El general Bertrand se adentró en un pasillo de paredes ennegrecidas, cruzó varias habitaciones de muebles anticuados y en las que flotaba un fuerte olor a tabaco negro y de puro y subió en un viejo ascensor hasta un amplio despacho amueblado con sillones de cuero de color castaño. En la pared, detrás de la mesa colmada de papeles, pendía un mapa enorme del planeta. La decrepitud del decorado terminaba en la puerta de este despacho. En un edificio contiguo hileras de ordenadores de máquinas de descifrar, laboratorios de radiogoniometría, ficheros y salas de lectura dotados de todos los adelantos electromecánicos, ponían toda la brujería de la Era electrónica a disposición de un servicio más conocido por la audacia solitaria de sus agentes que por su infraestructura técnica. Así como, allende el Atlántico, violentas campañas de prensa y un alud de encuestas parlamentarias habían tratado de sanear los métodos de la CIA, la organización del general Bertrand podía aún reclutar mercenarios para derribar a un dictador africano, alquilar los servicios de traficantes de droga o instalar en un burdel su oficina de Kuala Lumpur. A fin de cuentas, estos lugares eran tradicionalmente adecuados para obtener información, y los franceses apreciaban demasiado las flaquezas de la carne como para abandonarlos en provecho de sistemas de información tan asépticos como las fotografías tomadas por satélites.

Sin embargo, el documento de informática que esperaba sobre la mesa del general constituía un buen ejemplo de los aspectos modernos de su organización. Contenía todo lo que sabía el SDECE sobre la venta por Francia a Libia del reactor que, según sospechaban los norteamericanos, había producido el plutonio utilizado por Gadafi. Bertrand conocía lo esencial del expediente. La seguridad en material de transacciones nucleares era objeto de atención particular en París, desde aquel día de abril de 1979 en que un comando israelí había hecho estallar, cerca de Tolón, el corazón de un reactor experimental, sólo unas semanas antes de su entrega a Irak. La central atómica que Francia había vendido a Libia valía mil millones de dólares, y esto había motivado que el SDECE y la DST tomasen precauciones extraordinarias para impedir que se produjese una operación de sabotaje parecida antes de la entrega de las instalaciones a los compradores libios.

El reactor era una de las dos centrales de agua ligera, de 900 megavatios, encargados por el sah del Irán en septiembre de 1977. Debido a la brutal anulación del trato por el ayatollá Jomeini, los franceses se habían encontrado en posesión de la Cuba de acero de un reactor prácticamente terminado y no pagado, en la fábrica Framatome, del Creusot. Esta cuba, verdadero corazón del reactor, era una obra maestra de la metalurgia moderna. Con una altura de doce metros y un grueso de veinte centímetros, pesaba doscientas veinte toneladas. Para su montaje se habían necesitado aparatos especiales para comprobar todas las soldaduras por medio de ultrasonidos y rayos gamma.

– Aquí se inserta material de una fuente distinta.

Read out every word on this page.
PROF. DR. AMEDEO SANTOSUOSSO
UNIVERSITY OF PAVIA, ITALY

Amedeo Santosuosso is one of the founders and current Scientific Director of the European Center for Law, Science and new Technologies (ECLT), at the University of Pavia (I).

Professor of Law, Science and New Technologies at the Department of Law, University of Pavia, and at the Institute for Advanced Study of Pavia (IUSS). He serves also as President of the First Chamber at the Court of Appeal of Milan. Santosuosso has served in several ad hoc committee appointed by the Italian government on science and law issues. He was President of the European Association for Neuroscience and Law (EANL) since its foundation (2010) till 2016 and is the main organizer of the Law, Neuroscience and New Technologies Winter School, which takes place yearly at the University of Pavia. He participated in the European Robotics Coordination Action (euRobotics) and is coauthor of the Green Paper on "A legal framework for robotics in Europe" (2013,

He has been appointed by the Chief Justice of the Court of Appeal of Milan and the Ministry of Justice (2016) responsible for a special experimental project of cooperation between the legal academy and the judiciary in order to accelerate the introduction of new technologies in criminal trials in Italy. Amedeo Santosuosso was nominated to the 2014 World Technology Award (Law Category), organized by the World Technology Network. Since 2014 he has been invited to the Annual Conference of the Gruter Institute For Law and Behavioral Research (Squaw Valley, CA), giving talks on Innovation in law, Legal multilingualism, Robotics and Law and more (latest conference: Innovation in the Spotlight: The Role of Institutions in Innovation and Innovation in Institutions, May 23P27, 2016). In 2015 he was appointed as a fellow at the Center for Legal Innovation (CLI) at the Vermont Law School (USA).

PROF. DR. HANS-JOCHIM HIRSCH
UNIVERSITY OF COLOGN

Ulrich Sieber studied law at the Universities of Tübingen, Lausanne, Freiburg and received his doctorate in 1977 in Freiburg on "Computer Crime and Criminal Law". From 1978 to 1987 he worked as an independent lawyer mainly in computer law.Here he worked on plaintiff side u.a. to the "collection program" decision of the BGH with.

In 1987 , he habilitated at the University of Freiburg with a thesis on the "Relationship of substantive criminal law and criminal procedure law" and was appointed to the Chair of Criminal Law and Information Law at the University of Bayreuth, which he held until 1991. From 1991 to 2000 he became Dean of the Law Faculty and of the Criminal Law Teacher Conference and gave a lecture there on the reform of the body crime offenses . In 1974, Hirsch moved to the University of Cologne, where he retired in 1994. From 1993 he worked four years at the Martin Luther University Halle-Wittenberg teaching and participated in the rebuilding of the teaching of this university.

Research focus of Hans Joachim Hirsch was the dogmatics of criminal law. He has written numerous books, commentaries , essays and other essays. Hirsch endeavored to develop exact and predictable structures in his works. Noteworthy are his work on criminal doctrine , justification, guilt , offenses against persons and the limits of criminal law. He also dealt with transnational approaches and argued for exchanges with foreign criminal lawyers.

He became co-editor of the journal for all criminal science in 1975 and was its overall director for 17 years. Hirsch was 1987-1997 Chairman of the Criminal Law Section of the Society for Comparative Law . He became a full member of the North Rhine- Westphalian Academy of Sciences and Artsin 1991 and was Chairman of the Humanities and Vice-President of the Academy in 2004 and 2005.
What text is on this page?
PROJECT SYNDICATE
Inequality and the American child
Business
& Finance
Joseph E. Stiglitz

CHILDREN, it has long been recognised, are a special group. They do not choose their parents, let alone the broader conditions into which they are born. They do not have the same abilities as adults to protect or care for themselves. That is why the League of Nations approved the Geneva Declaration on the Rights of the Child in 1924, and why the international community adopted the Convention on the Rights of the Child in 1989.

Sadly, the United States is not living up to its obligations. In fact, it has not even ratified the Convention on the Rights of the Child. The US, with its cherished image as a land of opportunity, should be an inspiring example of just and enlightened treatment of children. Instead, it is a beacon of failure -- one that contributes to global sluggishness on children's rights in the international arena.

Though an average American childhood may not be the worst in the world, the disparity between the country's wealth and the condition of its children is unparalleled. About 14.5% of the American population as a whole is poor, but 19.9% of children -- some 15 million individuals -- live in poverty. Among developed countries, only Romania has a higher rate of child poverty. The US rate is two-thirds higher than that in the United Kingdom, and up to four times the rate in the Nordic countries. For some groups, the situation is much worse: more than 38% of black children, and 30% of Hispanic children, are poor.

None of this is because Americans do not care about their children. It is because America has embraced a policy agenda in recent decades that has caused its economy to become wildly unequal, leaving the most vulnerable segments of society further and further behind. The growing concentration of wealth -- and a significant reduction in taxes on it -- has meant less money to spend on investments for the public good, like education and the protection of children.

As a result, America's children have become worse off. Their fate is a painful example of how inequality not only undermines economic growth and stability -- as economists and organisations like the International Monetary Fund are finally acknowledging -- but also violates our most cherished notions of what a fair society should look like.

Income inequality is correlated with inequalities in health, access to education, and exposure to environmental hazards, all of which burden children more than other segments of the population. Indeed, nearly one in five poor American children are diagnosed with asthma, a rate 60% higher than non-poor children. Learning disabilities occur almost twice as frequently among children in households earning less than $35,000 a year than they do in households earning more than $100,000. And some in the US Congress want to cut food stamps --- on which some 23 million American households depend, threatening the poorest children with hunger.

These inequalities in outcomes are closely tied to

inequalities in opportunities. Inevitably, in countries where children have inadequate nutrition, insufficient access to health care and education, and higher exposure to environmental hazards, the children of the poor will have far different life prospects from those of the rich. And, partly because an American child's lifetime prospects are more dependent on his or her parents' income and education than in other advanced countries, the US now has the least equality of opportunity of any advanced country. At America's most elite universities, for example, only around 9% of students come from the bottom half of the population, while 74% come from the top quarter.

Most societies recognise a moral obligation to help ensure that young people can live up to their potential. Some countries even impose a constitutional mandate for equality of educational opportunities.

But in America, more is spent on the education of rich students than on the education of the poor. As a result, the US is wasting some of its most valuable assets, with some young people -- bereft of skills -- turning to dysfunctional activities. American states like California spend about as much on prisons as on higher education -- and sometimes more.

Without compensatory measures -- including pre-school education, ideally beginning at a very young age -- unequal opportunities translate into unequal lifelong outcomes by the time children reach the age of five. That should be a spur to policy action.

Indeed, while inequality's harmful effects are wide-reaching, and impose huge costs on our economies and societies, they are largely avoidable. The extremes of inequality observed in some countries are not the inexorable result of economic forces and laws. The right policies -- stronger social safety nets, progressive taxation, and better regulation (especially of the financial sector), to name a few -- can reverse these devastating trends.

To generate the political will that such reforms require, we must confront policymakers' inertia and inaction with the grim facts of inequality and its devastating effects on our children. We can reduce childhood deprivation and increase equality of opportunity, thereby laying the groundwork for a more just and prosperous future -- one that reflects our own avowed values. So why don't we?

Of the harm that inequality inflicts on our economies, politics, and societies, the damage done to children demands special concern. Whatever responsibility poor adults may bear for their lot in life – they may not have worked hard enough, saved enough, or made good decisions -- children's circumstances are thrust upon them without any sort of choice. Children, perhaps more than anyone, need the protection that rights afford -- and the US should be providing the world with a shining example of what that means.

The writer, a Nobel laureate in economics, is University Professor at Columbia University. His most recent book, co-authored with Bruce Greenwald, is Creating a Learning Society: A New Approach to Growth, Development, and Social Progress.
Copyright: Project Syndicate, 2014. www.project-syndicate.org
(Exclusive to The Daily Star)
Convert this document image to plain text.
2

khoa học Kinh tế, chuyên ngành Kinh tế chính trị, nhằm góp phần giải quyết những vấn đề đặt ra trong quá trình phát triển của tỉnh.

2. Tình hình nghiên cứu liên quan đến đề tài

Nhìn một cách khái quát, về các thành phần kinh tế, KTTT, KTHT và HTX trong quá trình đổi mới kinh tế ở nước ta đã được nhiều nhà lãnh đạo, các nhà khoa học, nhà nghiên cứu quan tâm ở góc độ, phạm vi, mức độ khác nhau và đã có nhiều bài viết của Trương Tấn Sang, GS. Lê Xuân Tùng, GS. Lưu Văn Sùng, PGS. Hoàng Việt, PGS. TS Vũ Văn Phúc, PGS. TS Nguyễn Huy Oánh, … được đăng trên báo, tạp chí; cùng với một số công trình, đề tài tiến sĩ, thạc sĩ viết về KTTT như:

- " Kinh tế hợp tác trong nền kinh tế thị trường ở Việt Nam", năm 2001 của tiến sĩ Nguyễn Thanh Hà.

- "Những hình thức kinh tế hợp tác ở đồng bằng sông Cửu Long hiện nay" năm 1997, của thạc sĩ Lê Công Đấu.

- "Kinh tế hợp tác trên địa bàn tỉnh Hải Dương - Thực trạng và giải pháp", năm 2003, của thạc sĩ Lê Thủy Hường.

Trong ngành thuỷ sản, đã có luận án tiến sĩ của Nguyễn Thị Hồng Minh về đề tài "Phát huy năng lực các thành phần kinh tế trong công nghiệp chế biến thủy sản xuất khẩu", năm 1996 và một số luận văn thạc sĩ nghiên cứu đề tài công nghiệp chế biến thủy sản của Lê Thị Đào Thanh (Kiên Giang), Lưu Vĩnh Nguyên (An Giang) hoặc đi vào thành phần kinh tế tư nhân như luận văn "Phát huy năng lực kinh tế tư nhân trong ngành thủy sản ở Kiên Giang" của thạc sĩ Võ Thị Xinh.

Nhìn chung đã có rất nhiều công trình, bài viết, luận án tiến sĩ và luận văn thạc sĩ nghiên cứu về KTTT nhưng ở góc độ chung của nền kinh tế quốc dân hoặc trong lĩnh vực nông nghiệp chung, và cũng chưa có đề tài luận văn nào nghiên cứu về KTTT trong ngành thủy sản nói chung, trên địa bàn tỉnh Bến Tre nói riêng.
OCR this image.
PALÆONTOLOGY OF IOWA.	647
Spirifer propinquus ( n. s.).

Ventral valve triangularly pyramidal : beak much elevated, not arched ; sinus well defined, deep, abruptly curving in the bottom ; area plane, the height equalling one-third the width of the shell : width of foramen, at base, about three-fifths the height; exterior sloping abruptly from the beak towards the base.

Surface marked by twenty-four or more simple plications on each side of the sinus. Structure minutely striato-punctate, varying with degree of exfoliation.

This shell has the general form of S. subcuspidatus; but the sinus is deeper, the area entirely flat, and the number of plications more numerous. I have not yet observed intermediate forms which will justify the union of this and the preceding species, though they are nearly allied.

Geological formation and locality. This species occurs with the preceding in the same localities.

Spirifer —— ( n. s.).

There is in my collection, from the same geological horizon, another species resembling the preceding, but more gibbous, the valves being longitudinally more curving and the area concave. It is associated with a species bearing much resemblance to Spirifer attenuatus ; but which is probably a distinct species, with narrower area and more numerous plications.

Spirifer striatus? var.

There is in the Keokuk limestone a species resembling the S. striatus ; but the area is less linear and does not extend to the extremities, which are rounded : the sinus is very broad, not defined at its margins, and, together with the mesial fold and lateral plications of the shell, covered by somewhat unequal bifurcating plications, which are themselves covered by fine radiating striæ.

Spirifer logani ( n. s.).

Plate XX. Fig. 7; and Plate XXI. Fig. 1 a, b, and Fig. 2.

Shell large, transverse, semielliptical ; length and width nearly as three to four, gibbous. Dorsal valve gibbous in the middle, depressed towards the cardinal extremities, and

Bertrand recordaba muy bien las excepcionales medidas de secreto y de seguridad que habían rodeado su traslado nocturno desde el Creusot hasta una barcaza en el Ródano, en Chalon-sur-Saône. Se había tenido que movilizar a quinientos gendarmes para proteger la máquina colocada sobre un semirremolque de noventa y seis ruedas, tirado v empujado por cinco tractores «Berliet» de trescientos caballos. La barcaza había bajado por el Ródano hasta Fos-sur-Mer, donde la cuba había sido trasladada a bordo de un carguero libio, cuya estructura había sido especialmente reforzada, en razón de la extrema compacidad y el peso del cargamento. Los legajos referentes a la construcción de esta central atómica servida por Francia a Libia se componían de cien mil planos y documentos y de un total de cuatro millones de páginas, todas ellas, según sabía Bertrand, rigurosamente secretas. La propia central tenía setenta mil kilómetros de tuberías, un millón de kilómetros de cables eléctricos, doce mil quinientas válvulas y grifos, mil setecientos contadores de temperatura, aparatos de medición manómetros, lámparas, cámaras automáticas de televisión y aparatos registradores destinados a pilotar y vigilar la instalación durante los treinta años previstos de su existencia.